In the crowd that gathered on July 1, 2014, to celebrate the anniversary of Hong Kong’s return to Chinese sovereignty, Nicholas stood out. The group at government headquarters that day was heavy on umbrella-wielding old-timers; they moved in packs and wore matching T-shirts, like visitors from out of town. Nicholas, meanwhile, was 24 years old. He was standing with friends and wearing a yellow football jersey.
The young sports fan and the older attendees shared at least one thing in common: a distrust for Hong Kong’s democracy movement. While hundreds of thousands gathered across town to denounce the diktats of the ruling Chinese Communist Party (CCP), these folks assembled to show their support for the central government in Beijing. Nicholas compared the link between Beijing and Hong Kong to the bond between mother and child. Hong Kong was “throwing a tantrum,” he said, but it would not get its way.
In the weeks that followed, his words stuck with me. It is unusual to meet a young person at staid, pro-establishment events, and rarer still to hear one speak with reverence for Beijing. Hong Kong’s under-25 set is much more visible in the opposition. The main reason I kept thinking back to Nicholas, though, was that his reasoning, and his choice of language, was quickly gaining currency; it echoed all summer through the state-backed press.
Take a read, and you will see what I mean. Recent editorials in the mainland’s major dailies cast the central government as rational and mature, and pro-democracy campaigners as emotional, reckless and adolescent. In one Global Times piece, Hong Kong’s well-planned, peaceful, pro-democracy protests were dismissed as an ineffective and dangerous “clamor.” The central government’s decisions are “legal, fair and reasonable,” according to state news-wire Xinhua; those who oppose their rules are “troublemakers” bent on “sabotage.”
Academics are also in on it. Speaking in Hong Kong on the eve of Beijing’s most recent announcement on political reform, Wang Zhenmin, dean of the law school at Tsinghua University in Beijing, urged Hong Kong to accept a “less perfect” democracy over none at all, according to an account by the New York Times. Calling for patience and trust, he likened Beijing to mother and Hong Kong to child. “The mother always acts in the best interests of her children,” he said. “Her intentions are pure.”

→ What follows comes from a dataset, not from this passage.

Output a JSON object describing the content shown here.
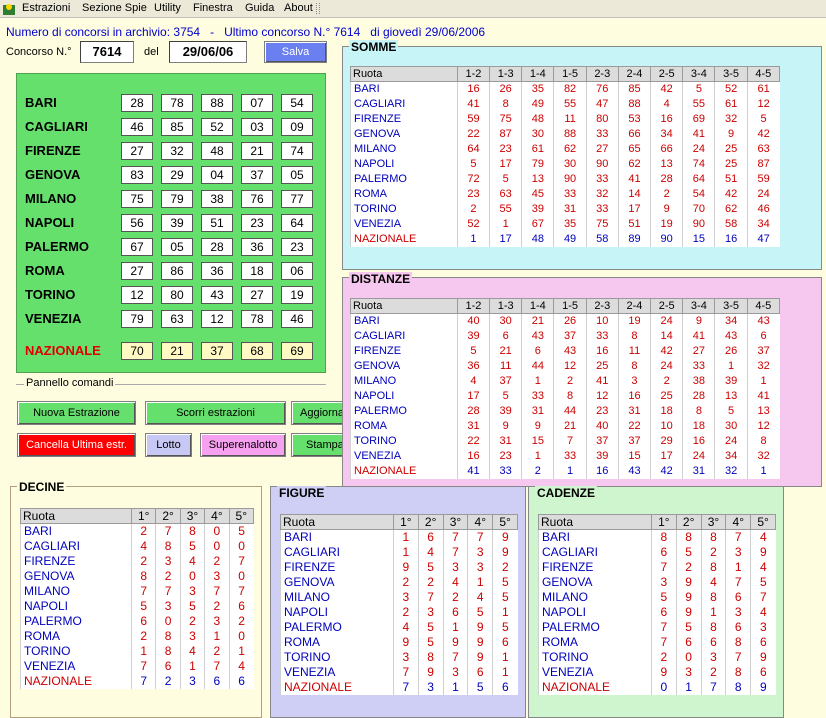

For Beijing, the parent-child metaphor is a rhetorical home run. In one quick, emotionally charged turn, it manages to both intimidate and undercut opponents. We, the parent, have the power, it warns. And that’s a good thing, little one, since you cannot be trusted on your own. The argument is circular, sure. But by the party’s logic, it justifies the decision to keep full democracy from Hong Kong.
Some now wonder if that was the plan all along. When the Union Jack was lowered 17 years ago, the erstwhile British colony was told it would be governed according to a political conceit called “one country, two systems.” Hong Kong would retain its way of life and certain freedoms, but would be beholden, on matters of security, to Beijing. It was never an ideal arrangement, but the city’s democrats believed the “two systems” provision left room for political development.

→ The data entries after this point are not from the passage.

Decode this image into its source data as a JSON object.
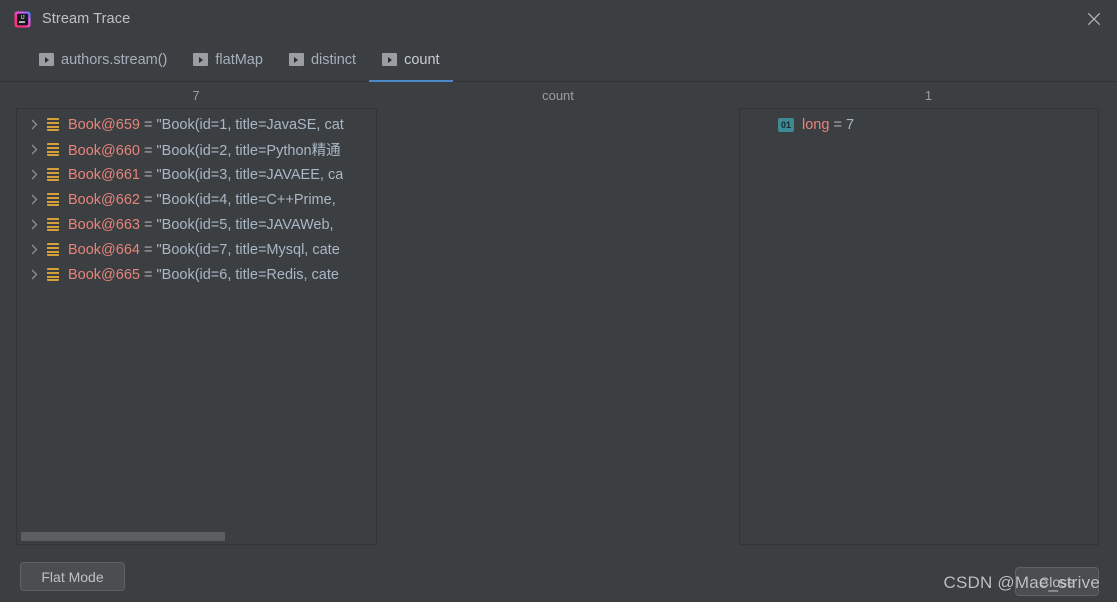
{
  "window": {
    "title": "Stream Trace",
    "app_icon": "intellij-idea-icon",
    "close_icon": "close-icon"
  },
  "tabs": [
    {
      "label": "authors.stream()",
      "icon": "run-arrow-icon",
      "active": false
    },
    {
      "label": "flatMap",
      "icon": "run-arrow-icon",
      "active": false
    },
    {
      "label": "distinct",
      "icon": "run-arrow-icon",
      "active": false
    },
    {
      "label": "count",
      "icon": "run-arrow-icon",
      "active": true
    }
  ],
  "columns": {
    "left_count": "7",
    "operation": "count",
    "right_count": "1"
  },
  "left_pane": {
    "rows": [
      {
        "name": "Book@659",
        "eq": "=",
        "value": "\"Book(id=1, title=JavaSE, cat",
        "icon": "array-list-icon",
        "expander": "chevron-right-icon"
      },
      {
        "name": "Book@660",
        "eq": "=",
        "value": "\"Book(id=2, title=Python精通",
        "icon": "array-list-icon",
        "expander": "chevron-right-icon"
      },
      {
        "name": "Book@661",
        "eq": "=",
        "value": "\"Book(id=3, title=JAVAEE, ca",
        "icon": "array-list-icon",
        "expander": "chevron-right-icon"
      },
      {
        "name": "Book@662",
        "eq": "=",
        "value": "\"Book(id=4, title=C++Prime,",
        "icon": "array-list-icon",
        "expander": "chevron-right-icon"
      },
      {
        "name": "Book@663",
        "eq": "=",
        "value": "\"Book(id=5, title=JAVAWeb,",
        "icon": "array-list-icon",
        "expander": "chevron-right-icon"
      },
      {
        "name": "Book@664",
        "eq": "=",
        "value": "\"Book(id=7, title=Mysql, cate",
        "icon": "array-list-icon",
        "expander": "chevron-right-icon"
      },
      {
        "name": "Book@665",
        "eq": "=",
        "value": "\"Book(id=6, title=Redis, cate",
        "icon": "array-list-icon",
        "expander": "chevron-right-icon"
      }
    ],
    "hscrollbar": "horizontal-scrollbar"
  },
  "right_pane": {
    "rows": [
      {
        "badge": "01",
        "name": "long",
        "eq": "=",
        "value": "7",
        "icon": "primitive-long-icon"
      }
    ]
  },
  "footer": {
    "flat_mode_label": "Flat Mode",
    "close_label": "Close"
  },
  "watermark": "CSDN @Mae_strive",
  "colors": {
    "window_bg": "#3c3f41",
    "pane_border": "#323437",
    "tab_active_underline": "#4a88c7",
    "variable_name": "#e8837c",
    "variable_value": "#a9b7c6",
    "list_icon": "#d3a03a",
    "badge_bg": "#3d8a94",
    "scrollbar_thumb": "#5c5f61"
  }
}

That space is shrinking year by year, critics say, as the CCP moves to influence politicians, the press and the judiciary. In June more than 800,000 Hong Kong people voted in an unofficial, civil society-backed plebiscite seen as a referendum on reform. Beijing dismissed it. On Sunday, Aug. 31, after months of rallies and debate, China’s legislature ruled out open nominations for the city’s top job. In 2017 the Chief Executive will be elected by Hong Kong voters, but they will be choosing from a list of candidates vetted by Beijing.
To sell the scheme, the central government sent Li Fei, an official from China’s National People’s Congress, to Hong Kong. Li insisted the government’s decision was reasonable, drawing jeers from pro-democracy campaigners in the crowd. He also took a swipe at those who chide Beijing for installing a system at odds with international standards: “The central government is implementing democracy in Hong Kong 17 years after the handover, much faster than what Britain did in its 150 years of rule here,” he said.
The comparison did little to ease the anger of those outside chanting “Shame on the central government.” The former head of Hong Kong’s civil service, Anson Chan, says the decision shows a lack of trust. “For the Hong Kong public there is a deep sense of betrayal and a sense of no more hope,” she told Bloomberg in a television interview. “And from Beijing’s point of view, I think it should be worried because the clear message they’re sending to the Hong Kong people is that ‘We don’t trust you, therefore we must prescreen all the candidates standing for election.'”
The fact is, the people of Hong Kong are absolutely able to chart their own political course. They are witty and well educated, voracious consumers of media and extremely vocal on issues that concern them, from education to conservation to national-security legislation. Hong Kong is not a child, in other words. It is stuck with a priggish parent with no idea how to cope.